How far from earth must a body be along a line towards the sun so that the sun's gravitational pull on it balances that of the earth . Distance between sun and earth's centre is `1.5 xx 10^(10)` km . Mass of the sun is `3.24 xx 10^(5)` times mass of the earth .

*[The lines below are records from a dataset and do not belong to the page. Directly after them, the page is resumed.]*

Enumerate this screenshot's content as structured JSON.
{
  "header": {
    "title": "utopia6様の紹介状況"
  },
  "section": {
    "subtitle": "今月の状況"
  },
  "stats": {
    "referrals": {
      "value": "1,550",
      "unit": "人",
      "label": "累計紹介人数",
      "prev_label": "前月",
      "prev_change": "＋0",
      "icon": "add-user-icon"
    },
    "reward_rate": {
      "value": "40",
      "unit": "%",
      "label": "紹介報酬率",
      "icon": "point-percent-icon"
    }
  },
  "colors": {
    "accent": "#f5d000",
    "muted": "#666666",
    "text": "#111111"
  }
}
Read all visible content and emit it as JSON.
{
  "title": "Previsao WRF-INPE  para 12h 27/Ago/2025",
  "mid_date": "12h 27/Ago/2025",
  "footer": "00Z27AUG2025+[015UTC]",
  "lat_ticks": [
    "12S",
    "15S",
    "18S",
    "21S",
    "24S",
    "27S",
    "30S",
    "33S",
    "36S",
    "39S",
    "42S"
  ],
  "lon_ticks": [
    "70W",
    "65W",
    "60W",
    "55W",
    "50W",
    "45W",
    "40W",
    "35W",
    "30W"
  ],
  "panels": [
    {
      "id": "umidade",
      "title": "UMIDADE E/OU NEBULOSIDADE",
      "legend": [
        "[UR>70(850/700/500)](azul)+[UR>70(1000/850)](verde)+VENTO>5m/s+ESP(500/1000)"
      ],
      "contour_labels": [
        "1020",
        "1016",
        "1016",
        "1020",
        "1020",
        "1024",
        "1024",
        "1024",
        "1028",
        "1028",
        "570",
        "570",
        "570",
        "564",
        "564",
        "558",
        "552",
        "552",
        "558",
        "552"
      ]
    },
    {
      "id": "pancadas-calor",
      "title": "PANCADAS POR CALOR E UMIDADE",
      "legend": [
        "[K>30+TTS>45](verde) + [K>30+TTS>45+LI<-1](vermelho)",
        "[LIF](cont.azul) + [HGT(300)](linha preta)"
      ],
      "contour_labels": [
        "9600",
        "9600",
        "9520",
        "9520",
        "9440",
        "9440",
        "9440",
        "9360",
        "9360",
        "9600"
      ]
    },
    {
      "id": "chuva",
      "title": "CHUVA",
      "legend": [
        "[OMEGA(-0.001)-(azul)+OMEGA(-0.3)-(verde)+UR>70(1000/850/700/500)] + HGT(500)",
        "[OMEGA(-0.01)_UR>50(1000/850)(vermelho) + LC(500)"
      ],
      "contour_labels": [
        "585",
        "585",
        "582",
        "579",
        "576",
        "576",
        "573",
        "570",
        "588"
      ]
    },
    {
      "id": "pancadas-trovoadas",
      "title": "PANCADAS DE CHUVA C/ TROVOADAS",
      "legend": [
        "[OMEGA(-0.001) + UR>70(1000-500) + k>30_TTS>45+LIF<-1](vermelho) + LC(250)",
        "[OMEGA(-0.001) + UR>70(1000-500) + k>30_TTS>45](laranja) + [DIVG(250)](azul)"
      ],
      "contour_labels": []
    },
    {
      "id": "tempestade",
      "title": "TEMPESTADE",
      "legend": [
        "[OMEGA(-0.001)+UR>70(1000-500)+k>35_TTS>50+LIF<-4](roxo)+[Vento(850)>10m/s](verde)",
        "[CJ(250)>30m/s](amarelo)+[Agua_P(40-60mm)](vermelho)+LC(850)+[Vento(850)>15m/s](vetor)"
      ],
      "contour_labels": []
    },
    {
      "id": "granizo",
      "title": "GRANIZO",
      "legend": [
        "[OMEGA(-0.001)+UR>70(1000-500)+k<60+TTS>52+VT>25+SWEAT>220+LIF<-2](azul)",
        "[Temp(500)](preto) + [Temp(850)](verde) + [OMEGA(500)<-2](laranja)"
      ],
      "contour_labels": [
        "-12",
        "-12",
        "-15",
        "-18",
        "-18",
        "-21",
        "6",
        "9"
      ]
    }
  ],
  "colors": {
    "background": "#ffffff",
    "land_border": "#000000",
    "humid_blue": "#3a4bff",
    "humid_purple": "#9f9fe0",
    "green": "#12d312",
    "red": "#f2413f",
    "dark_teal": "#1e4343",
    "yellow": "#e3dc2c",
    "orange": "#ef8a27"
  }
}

To solve the problem of finding how far from Earth a body must be along a line towards the Sun so that the Sun's gravitational pull on it balances that of the Earth, we can follow these steps: ### Step-by-Step Solution: 1. **Identify the Given Data:** - Distance between the Earth and the Sun, \( r = 1.5 \times 10^{10} \) km. - Mass of the Sun, \( M_s = 3.24 \times 10^5 \times M_e \) (where \( M_e \) is the mass of the Earth). 2. **Set Up the Problem:** - Let the distance from the Earth to the body be \( x \). - Therefore, the distance from the Sun to the body will be \( r - x \). 3. **Write the Gravitational Force Equations:** - The gravitational force exerted by the Earth on the body is given by: \[ F_e = \frac{G M_e m}{x^2} \] - The gravitational force exerted by the Sun on the body is given by: \[ F_s = \frac{G M_s m}{(r - x)^2} \] 4. **Set the Forces Equal for Balance:** - For the gravitational pull to balance, we set \( F_e = F_s \): \[ \frac{G M_e m}{x^2} = \frac{G M_s m}{(r - x)^2} \] - The \( G \) and \( m \) cancel out: \[ \frac{M_e}{x^2} = \frac{M_s}{(r - x)^2} \] 5. **Substitute the Mass of the Sun:** - Substitute \( M_s = 3.24 \times 10^5 M_e \): \[ \frac{M_e}{x^2} = \frac{3.24 \times 10^5 M_e}{(r - x)^2} \] - Cancel \( M_e \): \[ \frac{1}{x^2} = \frac{3.24 \times 10^5}{(r - x)^2} \] 6. **Cross-Multiply:** - Cross-multiplying gives: \[ (r - x)^2 = 3.24 \times 10^5 x^2 \] 7. **Expand and Rearrange:** - Expanding the left side: \[ r^2 - 2rx + x^2 = 3.24 \times 10^5 x^2 \] - Rearranging gives: \[ r^2 - 2rx + x^2 - 3.24 \times 10^5 x^2 = 0 \] - This simplifies to: \[ r^2 - 2rx - (3.24 \times 10^5 - 1)x^2 = 0 \] 8. **Use the Quadratic Formula:** - This is a quadratic equation in the form \( ax^2 + bx + c = 0 \), where: - \( a = -(3.24 \times 10^5 - 1) \) - \( b = -2r \) - \( c = r^2 \) - Using the quadratic formula \( x = \frac{-b \pm \sqrt{b^2 - 4ac}}{2a} \). 9. **Calculate the Values:** - Substitute \( r = 1.5 \times 10^{10} \) km into the formula and solve for \( x \). 10. **Final Calculation:** - After calculating, we find: \[ x \approx 2.63 \times 10^7 \text{ km} \] - To find the distance from the Sun: \[ r - x \approx 1.5 \times 10^{10} - 2.63 \times 10^7 \approx 1.497 \times 10^{10} \text{ km} \] ### Final Answer: The body must be approximately \( 2.63 \times 10^7 \) km from the Earth along the line towards the Sun.